After leaving Lemnos, the Italian students then sailed to Agion Oros, the Holy Mountain to Orthodox Greeks. The men first landed near the southern tip of the peninsula at the small harbour for the Great Lavra monastery, the oldest and largest of the twenty monasteries on Mt Athos. Its rectangular compound was surrounded by fortified walls on a natural terrace some 500 feet above the sea for protection against pirate raids. Everyone including visitors had to be inside the walls before the gates were closed at 12 o’clock Byzantine time, i.e., at nightfall. Centuries ago the monks had lived a religiously regulated cenobitic way of life, with all property held in common and meals eaten together in silence to the reading of the scriptures, but now the old refectories were mostly abandoned. The Great Lavra, like most of the other monasteries, was now adhering to the more self-regulating idiorhythmic lifestyle: each monk could keep his own private funds and eat by himself or in small groups. Such freedom from regulations in the past had encouraged the development of free-thinking creativity, such as the use of cursive writing. 

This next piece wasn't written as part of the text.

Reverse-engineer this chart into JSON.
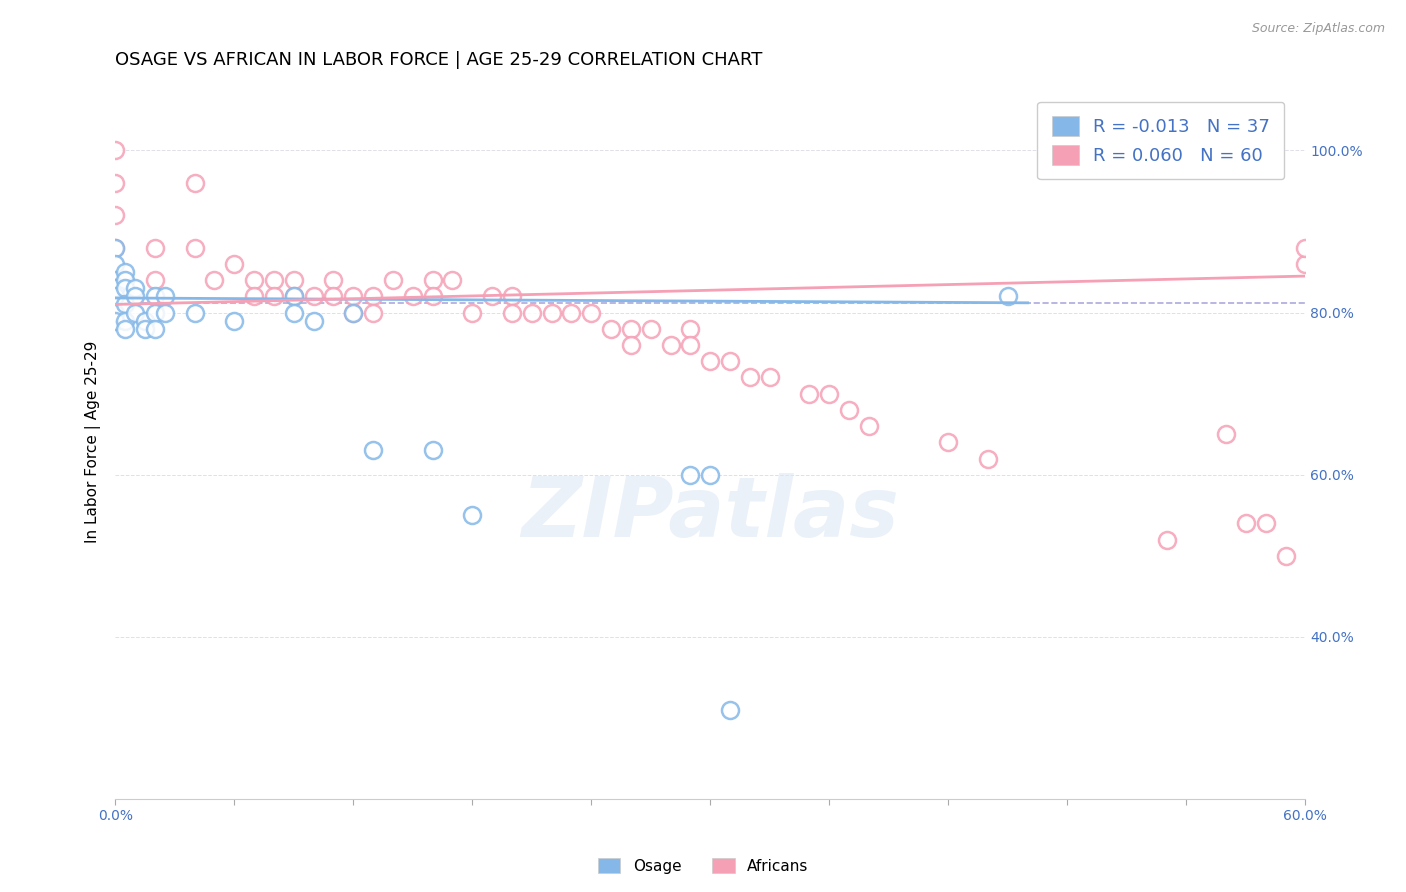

“We passed all Sunday [13 May] on board the boat and it was only at about 5 that we got to the convent of Lavra which is the most ancient of the monasteries. Mt Athos is one of the most beautiful places I have seen anywhere. The general character of the coast reminds one of Portofino-Rapallo, wonderful flowers and thick woods and shrubs while above this vegetation towers the solitary snow-covered peak of the mountain. Then the monasteries are perfectly wonderful & unlike anything I have ever seen before. They are regular villages and, usually square, enclose the church in the centre. They are very fine & impressive & contain wonderful Byzantine reliquaries & MSS [manuscripts]. The monks at Lavra were very hospitable …. We fed excellently; no meat [because no domesticated animals were allowed even for breeding] but 2 kinds of fish which were delicious & macaroni or rice. Next day Monday [14] to the Mon[asteries] of Karakalu & Iviron both very interesting & slept at the latter.” (Friday, 18 May 1923) 

The theocratic republic on Mt Athos evolved democratically through the centuries. Each of the twenty monasteries would send a representative every year to live in the capital of Karyes, where they could meet sitting on divans around a large room. From this assembly an elected group of four served as the executive with a protepistates (‘First Overseer’) chosen for life. Each of the four carried a quarter of the great seal which had to be temporarily re-assembled in order to seal documents; in other words, as Gilbert noted in a later lecture, their decisions had to be unanimous: ‘it may therefore be surmised that the gentle art of obstructionism is known and practiced on the Holy mountain.’ (Bagnani ‘Mt Athos’) 

“On Tuesday [15] we went to the village Karyes which is the capital of the local republic. It is very picturesque & curious since of course there are no women in the place & most of the shops are kept by monks.” (Friday. 18 May 1923) “It is amusing to watch the bearded and long-haired priests baking bread, or a venerable black-robed father sitting on the pavement mending shoes with his head surmounted by the characteristic top hat. The Church at Karyes of the Protatou is a very old Church and forms as it were the Cathedral of the community, where great communal services take place. In it is preserved a very ancient icon of the Virgin,” (Bagnani ‘Mt Athos’) the Axion esti, a miracle-working icon of the 10th century.

“From there we walked to Vatopedi [Monastery] which contains the finest treasures & books & then crossed the hill over to Daphni where we just managed to catch the boat for Salonika. Of course we were far too short a time on the mount but I intend someday to pass a summer there as it would be a perfectly ideal resort & the monasteries seem pretty clean.” (Friday, 18 May 1023) The scenery, the Byzantine art and architecture, and the survival of the medieval way of life all appealed to Gilbert’s sensibilities but, unfortunately, the opportunity for Gilbert to return to this living Byzantium never arose again.